Why isn't my hydrangea blooming?
One of the most popular plants I sell are hydrangeas. From small to large blossoms of white, red, pink, blue, purple, bi-color and the list just seems to get expanded more and more each year.
When you break down the name, hydrangea, the Latin "hydra" translates into water. These plants do like moist areas but have been known to grow in dry well draining soils as well.
First, let's break down the types of hydrangeas....
#1 Hydrangea macrophylla- These are rounded "snowball " like flowers that prefer part sun to a shaded situation. Some are remontant, or repeat bloomers while others seem to be quite finicky and bloom when they feel like it.

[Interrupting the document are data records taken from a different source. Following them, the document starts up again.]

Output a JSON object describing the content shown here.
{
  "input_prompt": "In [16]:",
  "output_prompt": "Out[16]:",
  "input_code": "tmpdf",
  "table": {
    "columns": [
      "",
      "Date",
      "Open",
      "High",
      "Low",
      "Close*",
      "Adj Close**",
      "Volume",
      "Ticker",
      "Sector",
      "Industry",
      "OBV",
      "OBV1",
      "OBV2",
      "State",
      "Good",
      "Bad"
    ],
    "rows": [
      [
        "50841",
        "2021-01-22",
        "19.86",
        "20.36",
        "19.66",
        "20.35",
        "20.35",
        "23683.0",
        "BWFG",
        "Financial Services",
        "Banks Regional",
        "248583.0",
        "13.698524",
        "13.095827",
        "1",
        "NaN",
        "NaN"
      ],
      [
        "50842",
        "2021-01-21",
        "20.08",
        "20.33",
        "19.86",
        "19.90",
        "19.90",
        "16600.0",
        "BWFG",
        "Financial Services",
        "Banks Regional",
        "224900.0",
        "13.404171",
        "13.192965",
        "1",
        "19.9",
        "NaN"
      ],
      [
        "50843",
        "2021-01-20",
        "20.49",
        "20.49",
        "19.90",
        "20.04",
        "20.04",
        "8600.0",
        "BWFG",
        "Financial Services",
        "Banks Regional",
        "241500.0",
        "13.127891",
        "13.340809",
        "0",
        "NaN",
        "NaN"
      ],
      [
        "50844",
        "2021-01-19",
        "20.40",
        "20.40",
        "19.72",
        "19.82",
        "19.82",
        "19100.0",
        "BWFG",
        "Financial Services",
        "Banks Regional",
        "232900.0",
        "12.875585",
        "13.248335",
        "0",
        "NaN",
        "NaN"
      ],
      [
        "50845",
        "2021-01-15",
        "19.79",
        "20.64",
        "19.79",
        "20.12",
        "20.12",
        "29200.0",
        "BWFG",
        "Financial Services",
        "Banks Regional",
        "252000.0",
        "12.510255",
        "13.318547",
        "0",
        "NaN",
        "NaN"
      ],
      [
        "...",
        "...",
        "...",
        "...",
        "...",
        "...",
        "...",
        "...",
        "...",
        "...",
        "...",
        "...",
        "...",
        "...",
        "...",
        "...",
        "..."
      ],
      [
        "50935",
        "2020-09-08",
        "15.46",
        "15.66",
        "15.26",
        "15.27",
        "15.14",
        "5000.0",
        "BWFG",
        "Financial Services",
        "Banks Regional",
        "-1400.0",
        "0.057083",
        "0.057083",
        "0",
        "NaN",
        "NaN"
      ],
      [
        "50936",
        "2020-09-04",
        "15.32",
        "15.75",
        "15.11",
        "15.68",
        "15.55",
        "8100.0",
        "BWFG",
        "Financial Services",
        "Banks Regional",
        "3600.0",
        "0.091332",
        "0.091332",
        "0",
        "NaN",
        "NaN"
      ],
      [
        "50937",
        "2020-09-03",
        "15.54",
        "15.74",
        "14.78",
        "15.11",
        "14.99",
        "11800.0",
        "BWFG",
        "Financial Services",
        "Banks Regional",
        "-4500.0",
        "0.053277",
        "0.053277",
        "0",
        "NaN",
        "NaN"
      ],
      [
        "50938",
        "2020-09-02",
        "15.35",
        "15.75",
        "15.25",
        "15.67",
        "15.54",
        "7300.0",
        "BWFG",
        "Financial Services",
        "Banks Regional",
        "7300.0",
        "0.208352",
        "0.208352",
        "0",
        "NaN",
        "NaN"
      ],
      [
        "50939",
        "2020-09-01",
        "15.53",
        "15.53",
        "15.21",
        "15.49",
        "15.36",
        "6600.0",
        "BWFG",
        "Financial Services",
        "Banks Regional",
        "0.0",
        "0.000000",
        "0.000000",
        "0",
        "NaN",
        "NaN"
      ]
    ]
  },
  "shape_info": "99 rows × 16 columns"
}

I am often asked why my hydrangea is not blooming. Improper timing of trimming on these varieties are the main culprit. The rounded macrophylla varieties of hydrangeas should only be pruned in mid to the end of August when flowers are at the end of their bloom cycle. They will start setting flower buds late August and into September for the next year. Improper timing of pruning could cause flower buds to be trimmed off. Late frosts or snows like we had in previous years caused a lot of flower buds to be frozen and negated flowering for the year.
Insufficient light is another possibility. Hydrangeas do like shade, but deep shade will not yield many, if any flowers.
If you do have a hydrangea which seems stubborn and you have not pruned at the wrong time, I always suggest taking a sharp spade and digging on one side only the plant as if you were going to transplant it to a new location. This usually shocks the plant into blooming the next year. The stress to the plant causes it to go into survival mode and procreate with flowers. It's not 100% a cure but works a lot of the time. Also, a good shot of fertilizer like espoma's holly-tone will help with producing flowers as no plant will do well if it is starving.
Check the flow chart out by proven winners to see why your hydrangea may not be blooming.
The pH of your soil also has a lot to do with the color of your hydrangeas. If you add lime and raise the ph of soil, your flowers will be pink, the higher the ph, the pinker the flowers. Conversely, if you add aluminum sulphate or soil Sulphur and lower the ph, your flowers will be blue. The aluminum sulphate really gets flower colors almost an electric blue. I have some clients which experiment with varied combinations of lime and aluminum sulphate, one puts lime on the left side and aluminum sulphate on the right, this yields mixed colors on the same plant.